Vingt ans après L’erreur boréale — le documentaire de Richard Desjardins qui avait ébranlé le Québec en montrant les ravages de la coupe à blanc et provoqué une grande remise en question des façons de faire — et six ans après l’adoption d’une loi pour encadrer l’exploitation, la province pratique encore, selon le chercheur Christian Messier, une foresterie souvent digne du Moyen Âge, qui rend la forêt extrêmement vulnérable. Sans compter la disparition d’espèces d’arbres, qui s’accélère depuis un siècle. « Au Québec, nous en avons une soixantaine. On ne peut pas se permettre d’en perdre 10 de plus dans le prochain siècle ! » dit le professeur à l’Université du Québec en Outaouais et à l’UQAM, aussi titulaire de la Chaire de recherche du Canada sur la résilience des forêts face aux changements globaux. Voici son plan pour renverser la vapeur.

Sait-on quels impacts les changements climatiques ont, et auront, sur la forêt au Québec ?

Le réchauffement va favoriser l’établissement de nouvelles espèces et nuire à d’autres. Mais on va aussi avoir de plus en plus de fluctuations — avec des saisons tantôt plus froides, tantôt plus chaudes que ce à quoi les forêts sont adaptées — et une augmentation de la fréquence des événements extrêmes, tels que des épisodes de verglas. Cette nouvelle variabilité du climat va stresser les arbres, qui, contrairement aux insectes, par exemple, ne peuvent pas se déplacer rapidement pour s’éloigner du danger. Comment va réagir l’écosystème forestier dans son ensemble, dont toutes les espèces sont interdépendantes ? On ne le sait pas précisément, et c’est cette incertitude qui devrait nous inquiéter le plus.

Vous préférez parler de changements globaux plutôt que climatiques. Pourquoi?

Plusieurs autres facteurs que le climat transforment les forêts rapidement et engendrent de grandes incertitudes. Prenez les espèces envahissantes, une menace aussi sérieuse que difficile à gérer. Depuis un siècle en Amérique du Nord, on a en moyenne perdu une espèce d’arbre tous les 10 ans, à cause d’un organisme nuisible, comme un insecte ou un champignon, venu d’Asie ou d’Europe. Et ce phénomène s’accélère en raison de la mondialisation et des changements climatiques. Châtaignier, orme, noyer, frêne… qui sera le suivant ? Le longicorne asiatique a déjà fait des ravages dans les érables aux États-Unis, et il est à nos portes.

On parle d’insectes et de champignons, mais vous craignez aussi les chevreuils… et les sangliers ?
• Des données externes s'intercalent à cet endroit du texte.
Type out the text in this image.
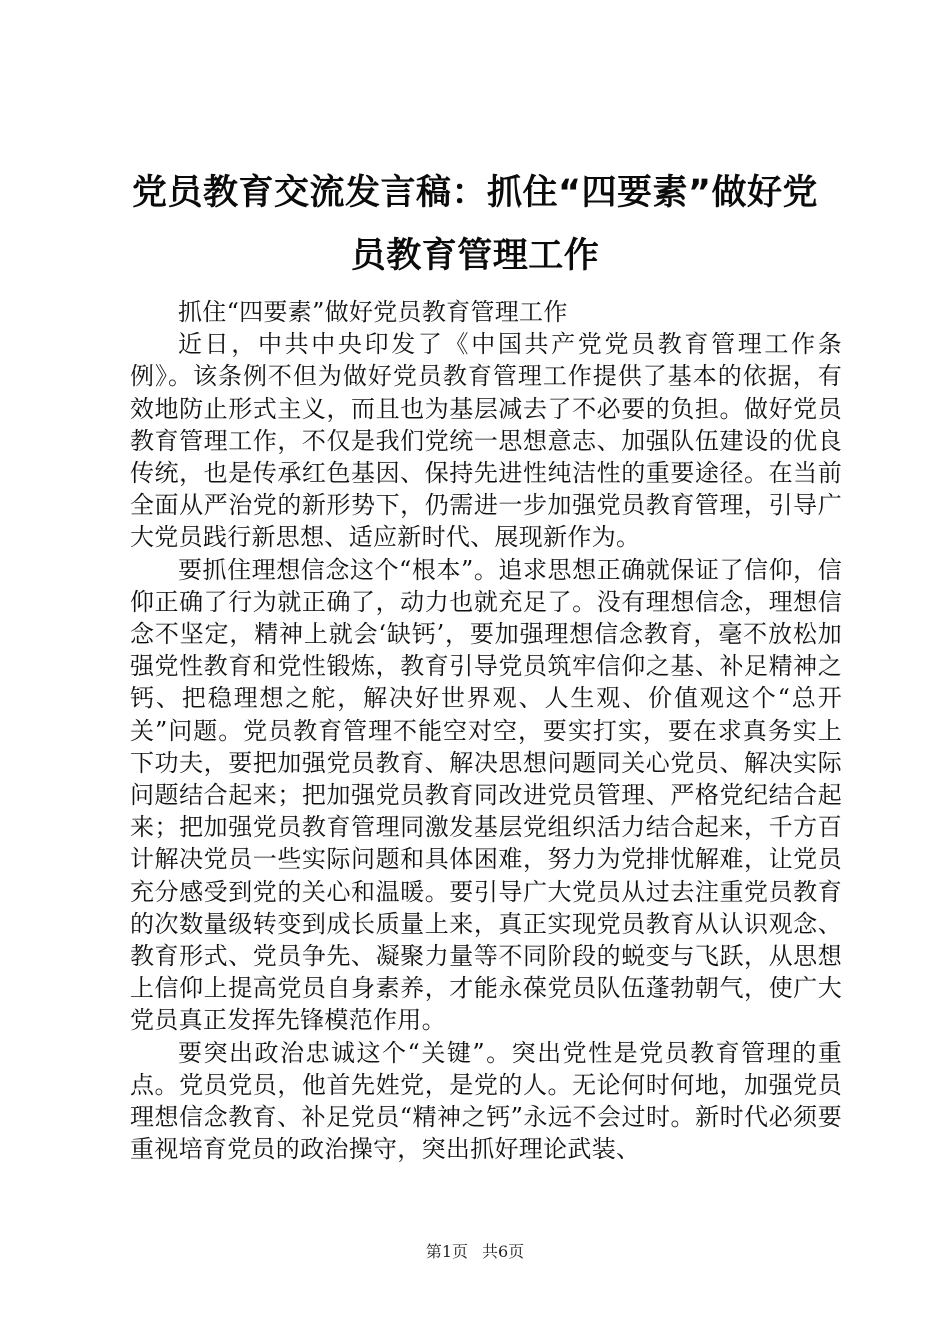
党员教育交流发言稿：抓住“四要素”做好党
员教育管理工作

抓住“四要素”做好党员教育管理工作

近日，中共中央印发了《中国共产党党员教育管理工作条例》。该条例不但为做好党员教育管理工作提供了基本的依据，有效地防止形式主义，而且也为基层减去了不必要的负担。做好党员教育管理工作，不仅是我们党统一思想意志、加强队伍建设的优良传统，也是传承红色基因、保持先进性纯洁性的重要途径。在当前全面从严治党的新形势下，仍需进一步加强党员教育管理，引导广大党员践行新思想、适应新时代、展现新作为。

要抓住理想信念这个“根本”。追求思想正确就保证了信仰，信仰正确了行为就正确了，动力也就充足了。没有理想信念，理想信念不坚定，精神上就会‘缺钙’，要加强理想信念教育，毫不放松加强党性教育和党性锻炼，教育引导党员筑牢信仰之基、补足精神之钙、把稳理想之舵，解决好世界观、人生观、价值观这个“总开关”问题。党员教育管理不能空对空，要实打实，要在求真务实上下功夫，要把加强党员教育、解决思想问题同关心党员、解决实际问题结合起来；把加强党员教育同改进党员管理、严格党纪结合起来；把加强党员教育管理同激发基层党组织活力结合起来，千方百计解决党员一些实际问题和具体困难，努力为党排忧解难，让党员充分感受到党的关心和温暖。要引导广大党员从过去注重党员教育的次数量级转变到成长质量上来，真正实现党员教育从认识观念、教育形式、党员争先、凝聚力量等不同阶段的蜕变与飞跃，从思想上信仰上提高党员自身素养，才能永葆党员队伍蓬勃朝气，使广大党员真正发挥先锋模范作用。

要突出政治忠诚这个“关键”。突出党性是党员教育管理的重点。党员党员，他首先姓党，是党的人。无论何时何地，加强党员理想信念教育、补足党员“精神之钙”永远不会过时。新时代必须要重视培育党员的政治操守，突出抓好理论武装、

第1页 共6页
Il y a 300 ans, il y avait très peu de cerfs de Virginie au Québec. Depuis, ils n’ont cessé de gagner du terrain, au point qu’on peine à gérer leur population, même en autorisant la chasse aux femelles. L’urbanisation, qui restreint le territoire forestier, et les changements climatiques ont favorisé cette espèce que les gens apprécient et nourrissent en hiver. Aujourd’hui, en Estrie et en Montérégie, certaines forêts ne se régénèrent plus à cause du broutement. Elles vont disparaître. Quant au sanglier, un cochon sauvage originaire d’Asie et d’Europe, il est aussi à la veille de coloniser le Québec : introduit dans le sud des États-Unis pour la chasse sportive, il y a près d’un siècle, il a beaucoup élargi son territoire depuis 10 ans et on le trouve maintenant jusque dans le New Hampshire et l’État de New York. On sait que cette espèce est ultra-difficile à maîtriser et qu’elle peut rapidement anéantir des forêts, car elle a un appétit vorace.

Vous critiquez beaucoup la manière actuelle d’exploiter les forêts. On souligne cette année les 20 ans de L’erreur boréale. Il y a quand même eu des progrès, non ?
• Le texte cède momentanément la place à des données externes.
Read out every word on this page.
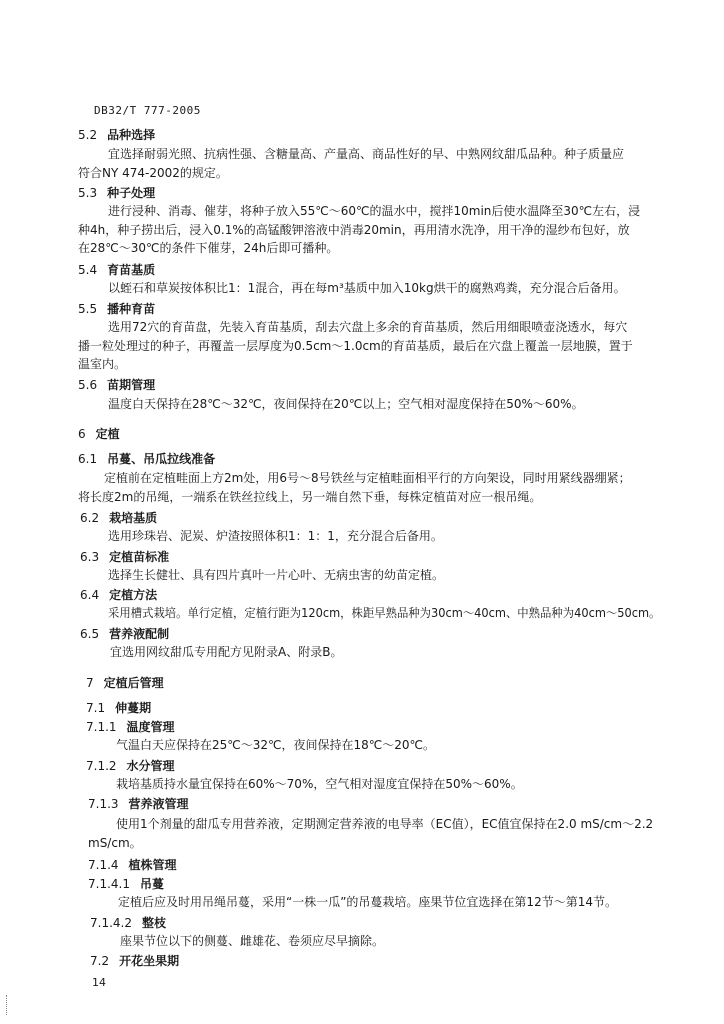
DB32/T 777-2005
5.2 品种选择
宜选择耐弱光照、抗病性强、含糖量高、产量高、商品性好的早、中熟网纹甜瓜品种。种子质量应
符合NY 474-2002的规定。
5.3 种子处理
进行浸种、消毒、催芽，将种子放入55℃～60℃的温水中，搅拌10min后使水温降至30℃左右，浸
种4h，种子捞出后，浸入0.1%的高锰酸钾溶液中消毒20min，再用清水洗净，用干净的湿纱布包好，放
在28℃～30℃的条件下催芽，24h后即可播种。
5.4 育苗基质
以蛭石和草炭按体积比1：1混合，再在每m³基质中加入10kg烘干的腐熟鸡粪，充分混合后备用。
5.5 播种育苗
选用72穴的育苗盘，先装入育苗基质，刮去穴盘上多余的育苗基质，然后用细眼喷壶浇透水，每穴
播一粒处理过的种子，再覆盖一层厚度为0.5cm～1.0cm的育苗基质，最后在穴盘上覆盖一层地膜，置于
温室内。
5.6 苗期管理
温度白天保持在28℃～32℃，夜间保持在20℃以上；空气相对湿度保持在50%～60%。
6 定植
6.1 吊蔓、吊瓜拉线准备
定植前在定植畦面上方2m处，用6号～8号铁丝与定植畦面相平行的方向架设，同时用紧线器绷紧；
将长度2m的吊绳，一端系在铁丝拉线上，另一端自然下垂，每株定植苗对应一根吊绳。
6.2 栽培基质
选用珍珠岩、泥炭、炉渣按照体积1：1：1，充分混合后备用。
6.3 定植苗标准
选择生长健壮、具有四片真叶一片心叶、无病虫害的幼苗定植。
6.4 定植方法
采用槽式栽培。单行定植，定植行距为120cm，株距早熟品种为30cm～40cm、中熟品种为40cm～50cm。
6.5 营养液配制
宜选用网纹甜瓜专用配方见附录A、附录B。
7 定植后管理
7.1 伸蔓期
7.1.1 温度管理
气温白天应保持在25℃～32℃，夜间保持在18℃～20℃。
7.1.2 水分管理
栽培基质持水量宜保持在60%～70%，空气相对湿度宜保持在50%～60%。
7.1.3 营养液管理
使用1个剂量的甜瓜专用营养液，定期测定营养液的电导率（EC值），EC值宜保持在2.0 mS/cm～2.2
mS/cm。
7.1.4 植株管理
7.1.4.1 吊蔓
定植后应及时用吊绳吊蔓，采用“一株一瓜”的吊蔓栽培。座果节位宜选择在第12节～第14节。
7.1.4.2 整枝
座果节位以下的侧蔓、雌雄花、卷须应尽早摘除。
7.2 开花坐果期
14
Christian Messier. Photo : Christian Messier / UQO

À la suite de L’erreur boréale, il y a eu une réflexion importante avec la Commission d’étude sur la gestion de la forêt publique québécoise. Le rapport Coulombe, déposé en 2004, insistait sur la nécessité de gérer la forêt comme un écosystème. Ces recommandations ont été enchâssées dans la Loi sur l’aménagement durable du territoire forestier, en vigueur depuis 2013. Mais sur le terrain, les pratiques n’ont pas évolué tant que ça. À peu de choses près, on fait encore surtout de la coupe à blanc au nord et de la coupe partielle au sud !

La Loi prévoit que l’on consulte tous les utilisateurs de la forêt, avec des tables de concertation régionales, avant de décider des stratégies d’aménagement. Mais on voit encore des cas où les citoyens sont simplement invités, par un petit mot dans le journal local, à une consultation où tout est déjà décidé d’avance par le ministère et les compagnies forestières ! La foresterie est un monde très conservateur et une fois qu’elle a quitté les écrans radars du public, les bonnes vieilles habitudes tendent à reprendre le dessus.
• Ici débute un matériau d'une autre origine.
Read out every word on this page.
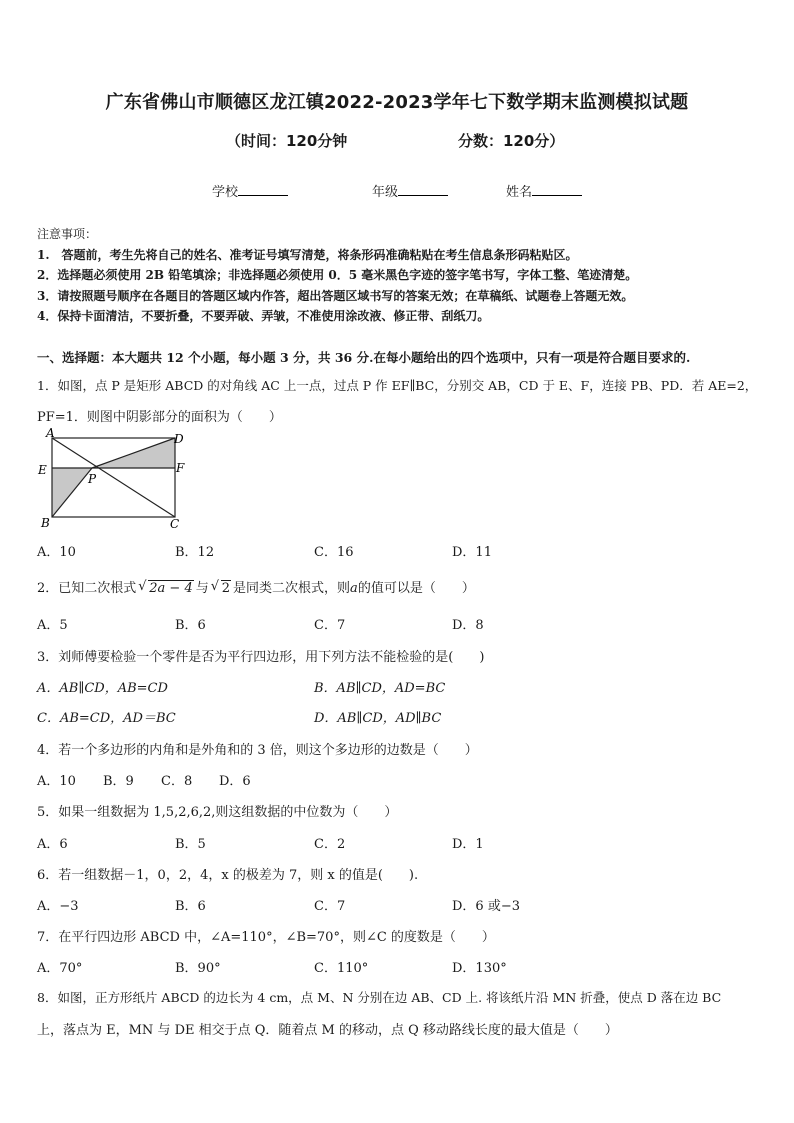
广东省佛山市顺德区龙江镇2022-2023学年七下数学期末监测模拟试题
（时间：120分钟	分数：120分）
学校	年级	姓名
注意事项：
1.　答题前，考生先将自己的姓名、准考证号填写清楚，将条形码准确粘贴在考生信息条形码粘贴区。
2．选择题必须使用 2B 铅笔填涂；非选择题必须使用 0．5 毫米黑色字迹的签字笔书写，字体工整、笔迹清楚。
3．请按照题号顺序在各题目的答题区域内作答，超出答题区域书写的答案无效；在草稿纸、试题卷上答题无效。
4．保持卡面清洁，不要折叠，不要弄破、弄皱，不准使用涂改液、修正带、刮纸刀。
一、选择题：本大题共 12 个小题，每小题 3 分，共 36 分.在每小题给出的四个选项中，只有一项是符合题目要求的.
1．如图，点 P 是矩形 ABCD 的对角线 AC 上一点，过点 P 作 EF∥BC，分别交 AB，CD 于 E、F，连接 PB、PD．若 AE=2，
PF=1．则图中阴影部分的面积为（　　）
A	D
E	F
P
B	C
A．10	B．12	C．16	D．11
2．已知二次根式 √ 2a − 4 与 √ 2 是同类二次根式，则a的值可以是（　　）
A．5	B．6	C．7	D．8
3．刘师傅要检验一个零件是否为平行四边形，用下列方法不能检验的是(　　)
A．AB∥CD，AB=CD	B．AB∥CD，AD=BC
C．AB=CD，AD＝BC	D．AB∥CD，AD∥BC
4．若一个多边形的内角和是外角和的 3 倍，则这个多边形的边数是（　　）
A．10 B．9 C．8 D．6
5．如果一组数据为 1,5,2,6,2,则这组数据的中位数为（　　）
A．6	B．5	C．2	D．1
6．若一组数据－1，0，2，4，x 的极差为 7，则 x 的值是(　　).
A．−3	B．6	C．7	D．6 或−3
7．在平行四边形 ABCD 中，∠A=110°，∠B=70°，则∠C 的度数是（　　）
A．70°	B．90°	C．110°	D．130°
8．如图，正方形纸片 ABCD 的边长为 4 cm，点 M、N 分别在边 AB、CD 上. 将该纸片沿 MN 折叠，使点 D 落在边 BC
上，落点为 E，MN 与 DE 相交于点 Q．随着点 M 的移动，点 Q 移动路线长度的最大值是（　　）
Selon vous, les pratiques actuelles rendent la forêt encore plus vulnérable aux menaces. Pour quelles raisons ?

Non seulement on fait peu d’aménagement écosystémique comme le prévoyait la Loi, mais on ne favorise ou plante que les espèces qu’on pense susceptibles de générer des retombées économiques. Par exemple, dans une forêt mixte de la région des Bois-Francs que nous avons commencé à étudier, 95 % des arbres plantés depuis quelques années sont des pins rouges et des épinettes blanches. Or, on y trouve naturellement une trentaine d’espèces ! Cette biodiversité est fondamentale pour permettre à la forêt d’être en pleine possession de ses moyens pour réagir aux changements globaux. Une forêt simplifiée est infiniment plus fragile.

Vous évoquez le risque d’un effondrement de l’écosystème forestier sur de grands pans de territoire. N’est-ce pas un peu exagéré ?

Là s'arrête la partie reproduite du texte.